Investors like stock buybacks for several reasons. For one, it gives them a ready buyer. It also rewards the steady, go-long investor because, as the company reduces the number of shares in circulation, each share represents a bigger piece of the corporate pie. Having fewer shares in circulations increases the earnings-per-share, which makes the company look healthy. Put this all together, and buybacks can keep share prices stable during a transition.
But massive buybacks have also been described as "financial engineering." Companies use them to beat Wall Street’s expectations on earnings-per-share, as opposed to increasing profits the old fashioned way – by growing the business.
And these sorts of buybacks carry a real risk that the company is spending its money to placate investors, rather than investing in the business.
For example, in contrast to the $36 billion spent on stock buybacks, Oracle spent $1.66 billion on capital expenditures in 2019, down from the $1.73 billion it spent in 2018.
Remember, Oracle is trying to build itself into a cloud computing giant to take on the likes of mighty Amazon Web Services and, more importantly, keep itself relevant in an age where its customers want the cloud.
Building a cloud is extremely expensive, which is why its customers want their vendors to take on that expense for them. Data centers on the kind of massive scale that Oracle should need cost billions to build.
Take a look at the the number-two player in cloud, Microsoft. It has already successfully transformed itself itself from a mostly old-school software vendor to a cloud giant. It’s not in Oracle’s position of trying to play catch-up.
Still, Microsoft spent almost $9.9 billion in just its first nine months of FY 2019 investing in "additions to property and equipment" also known as capital expenditures (CapEx), according to its last quarterly report.
Now, you might argue that Oracle is keeping a tight lid on its CapEx, even as it tries to become a cloud player, because it wants to control long-term costs and remain a highly profitable company. Oracle’s management keeps insisting that as it grows its cloud business, it will be more profitable than its competitors because its costs are lower.
But you can’t argue that Oracle didn’t have the cash to invest in its reinvention. Ironically, Oracle almost could have bought Workday ( currently valued at $50 billion) with what it spent on share buybacks in 2019 ($36 billion) and 2018 ($11 billion) combined.

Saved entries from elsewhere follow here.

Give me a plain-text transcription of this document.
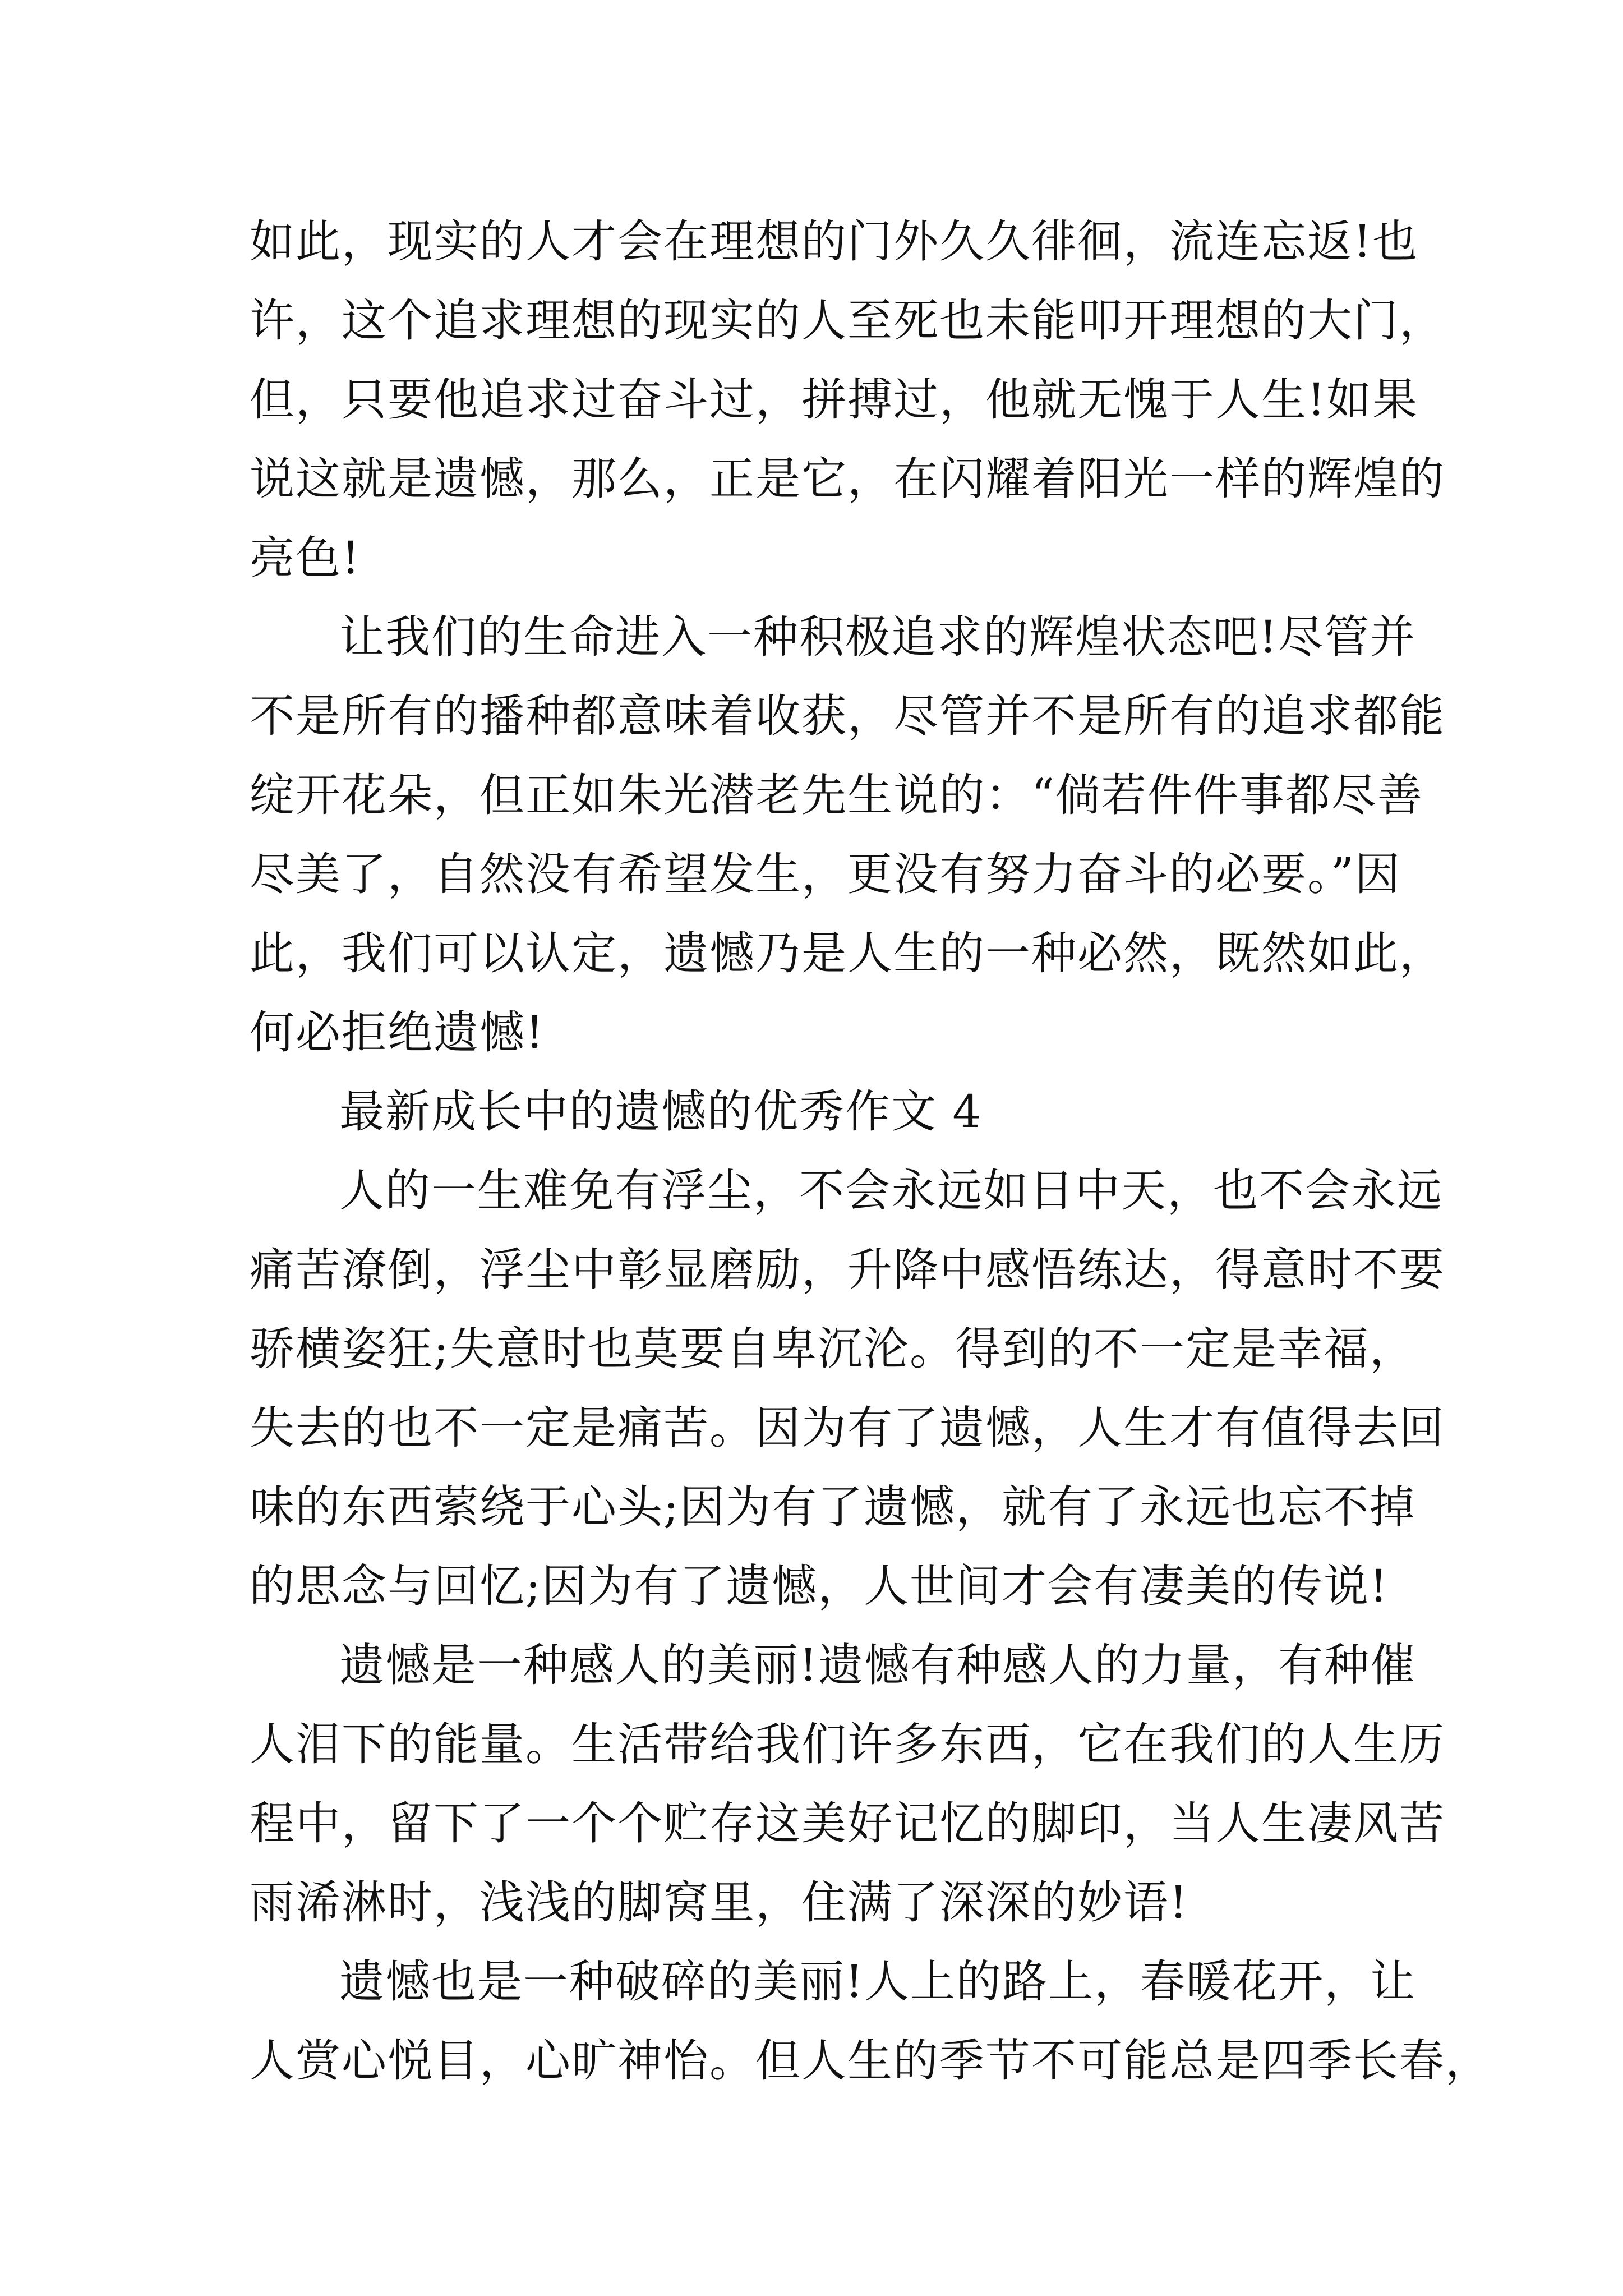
如此，现实的人才会在理想的门外久久徘徊，流连忘返!也
许，这个追求理想的现实的人至死也未能叩开理想的大门，
但，只要他追求过奋斗过，拼搏过，他就无愧于人生!如果
说这就是遗憾，那么，正是它，在闪耀着阳光一样的辉煌的
亮色!
让我们的生命进入一种积极追求的辉煌状态吧!尽管并
不是所有的播种都意味着收获，尽管并不是所有的追求都能
绽开花朵，但正如朱光潜老先生说的：“倘若件件事都尽善
尽美了，自然没有希望发生，更没有努力奋斗的必要。”因
此，我们可以认定，遗憾乃是人生的一种必然，既然如此，
何必拒绝遗憾!
最新成长中的遗憾的优秀作文 4
人的一生难免有浮尘，不会永远如日中天，也不会永远
痛苦潦倒，浮尘中彰显磨励，升降中感悟练达，得意时不要
骄横姿狂;失意时也莫要自卑沉沦。得到的不一定是幸福，
失去的也不一定是痛苦。因为有了遗憾，人生才有值得去回
味的东西萦绕于心头;因为有了遗憾，就有了永远也忘不掉
的思念与回忆;因为有了遗憾，人世间才会有凄美的传说!
遗憾是一种感人的美丽!遗憾有种感人的力量，有种催
人泪下的能量。生活带给我们许多东西，它在我们的人生历
程中，留下了一个个贮存这美好记忆的脚印，当人生凄风苦
雨浠淋时，浅浅的脚窝里，住满了深深的妙语!
遗憾也是一种破碎的美丽!人上的路上，春暖花开，让
人赏心悦目，心旷神怡。但人生的季节不可能总是四季长春，
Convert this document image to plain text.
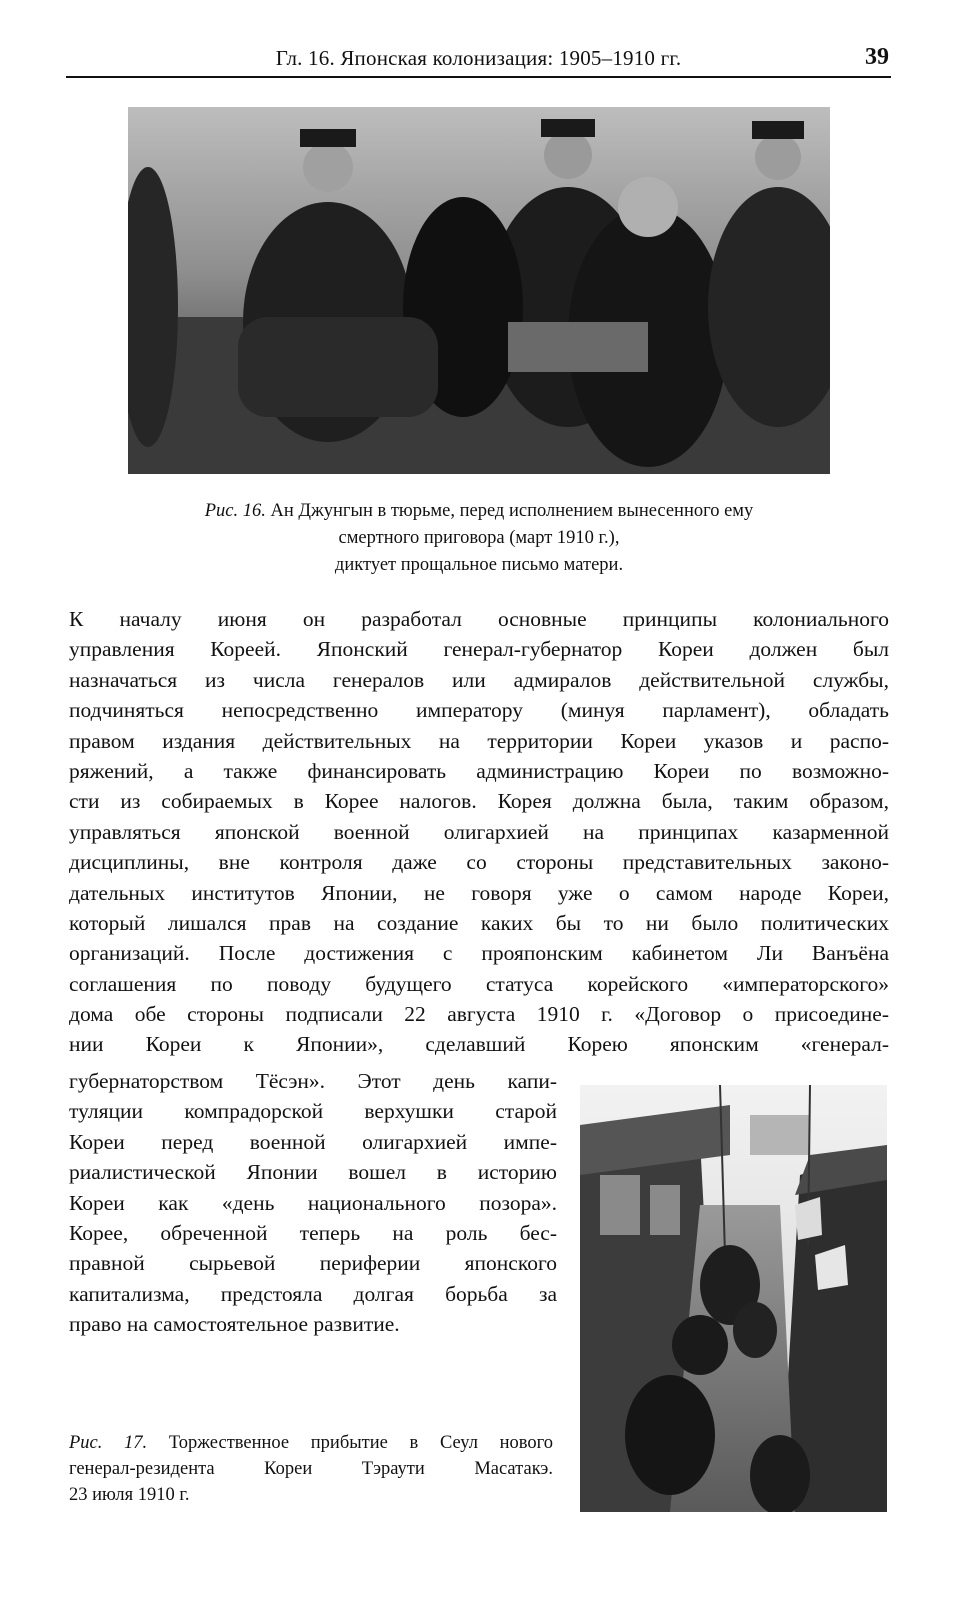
Гл. 16. Японская колонизация: 1905–1910 гг.	39
Рис. 16. Ан Джунгын в тюрьме, перед исполнением вынесенного ему
смертного приговора (март 1910 г.),
диктует прощальное письмо матери.
К началу июня он разработал основные принципы колониального
управления Кореей. Японский генерал-губернатор Кореи должен был
назначаться из числа генералов или адмиралов действительной службы,
подчиняться непосредственно императору (минуя парламент), обладать
правом издания действительных на территории Кореи указов и распо-
ряжений, а также финансировать администрацию Кореи по возможно-
сти из собираемых в Корее налогов. Корея должна была, таким образом,
управляться японской военной олигархией на принципах казарменной
дисциплины, вне контроля даже со стороны представительных законо-
дательных институтов Японии, не говоря уже о самом народе Кореи,
который лишался прав на создание каких бы то ни было политических
организаций. После достижения с прояпонским кабинетом Ли Ванъёна
соглашения по поводу будущего статуса корейского «императорского»
дома обе стороны подписали 22 августа 1910 г. «Договор о присоедине-
нии Кореи к Японии», сделавший Корею японским «генерал-
губернаторством Тёсэн». Этот день капи-
туляции компрадорской верхушки старой
Кореи перед военной олигархией импе-
риалистической Японии вошел в историю
Кореи как «день национального позора».
Корее, обреченной теперь на роль бес-
правной сырьевой периферии японского
капитализма, предстояла долгая борьба за
право на самостоятельное развитие.
Рис. 17. Торжественное прибытие в Сеул нового
генерал-резидента Кореи Тэраути Масатакэ.
23 июля 1910 г.
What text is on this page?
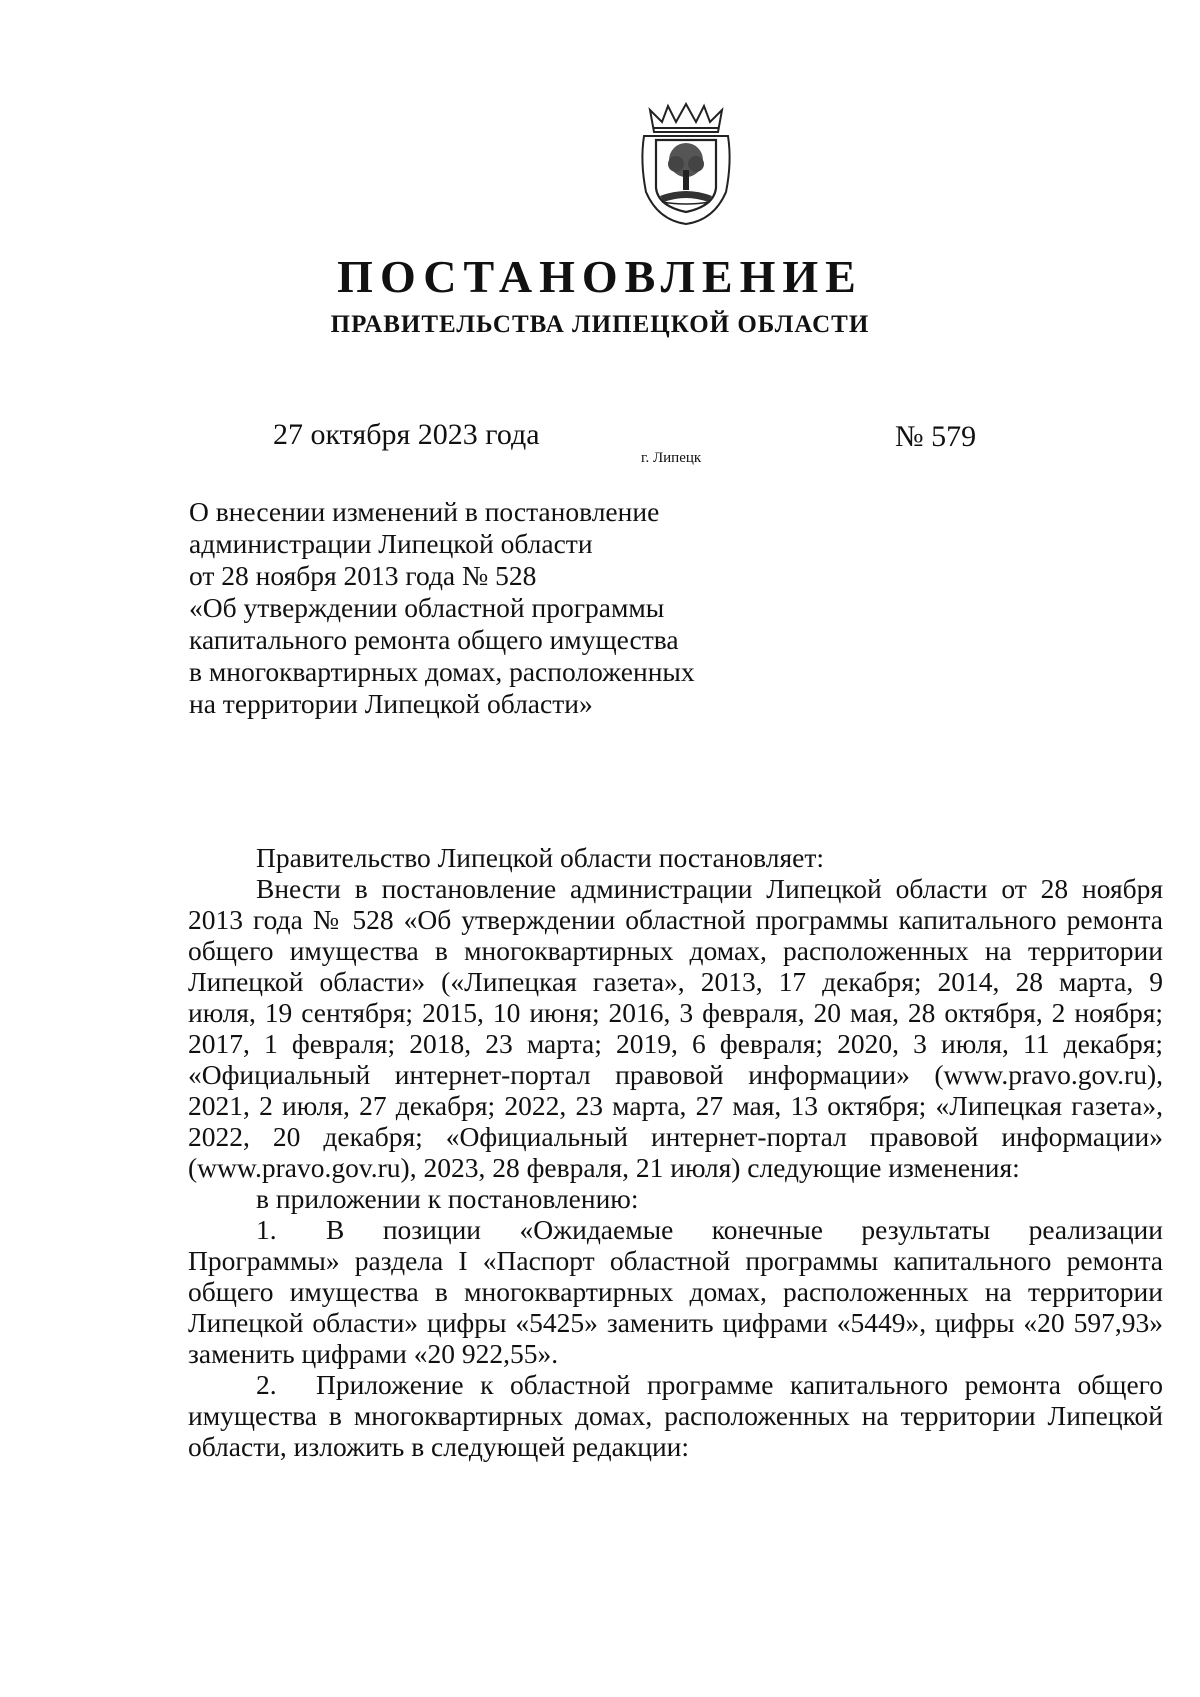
ПОСТАНОВЛЕНИЕ
ПРАВИТЕЛЬСТВА ЛИПЕЦКОЙ ОБЛАСТИ
27 октября 2023 года
г. Липецк
№ 579
О внесении изменений в постановление
администрации Липецкой области
от 28 ноября 2013 года № 528
«Об утверждении областной программы
капитального ремонта общего имущества
в многоквартирных домах, расположенных
на территории Липецкой области»
Правительство Липецкой области постановляет:
Внести в постановление администрации Липецкой области от 28 ноября
2013 года № 528 «Об утверждении областной программы капитального ремонта
общего имущества в многоквартирных домах, расположенных на территории
Липецкой области» («Липецкая газета», 2013, 17 декабря; 2014, 28 марта, 9
июля, 19 сентября; 2015, 10 июня; 2016, 3 февраля, 20 мая, 28 октября, 2 ноября;
2017, 1 февраля; 2018, 23 марта; 2019, 6 февраля; 2020, 3 июля, 11 декабря;
«Официальный интернет-портал правовой информации» (www.pravo.gov.ru),
2021, 2 июля, 27 декабря; 2022, 23 марта, 27 мая, 13 октября; «Липецкая газета»,
2022, 20 декабря; «Официальный интернет-портал правовой информации»
(www.pravo.gov.ru), 2023, 28 февраля, 21 июля) следующие изменения:
в приложении к постановлению:
1. В позиции «Ожидаемые конечные результаты реализации
Программы» раздела I «Паспорт областной программы капитального ремонта
общего имущества в многоквартирных домах, расположенных на территории
Липецкой области» цифры «5425» заменить цифрами «5449», цифры «20 597,93»
заменить цифрами «20 922,55».
2. Приложение к областной программе капитального ремонта общего
имущества в многоквартирных домах, расположенных на территории Липецкой
области, изложить в следующей редакции:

Some Oracle bears, like Nomura’s Christopher Eberle, have noticed. Eberle, who downgraded the stock in March, wondered in his research note if "underinvestment remains at the expense of an elevated capital return program."
On top of that, a massive share repurchase plan isn’t sustainable. After three quarters of spending $10 billion a quarter, Oracle slimmed down to $6 billion in Q4, and some analysts believe it will have to spend even less in the future.
"Buyback cadence is now slowing & cloud looks quite sluggish; as such we think accelerated revenues and DD [double digit] EPS growth in FY’20 will be difficult," wrote neutral analysts Sarah Hindlian from Macquarie Capital.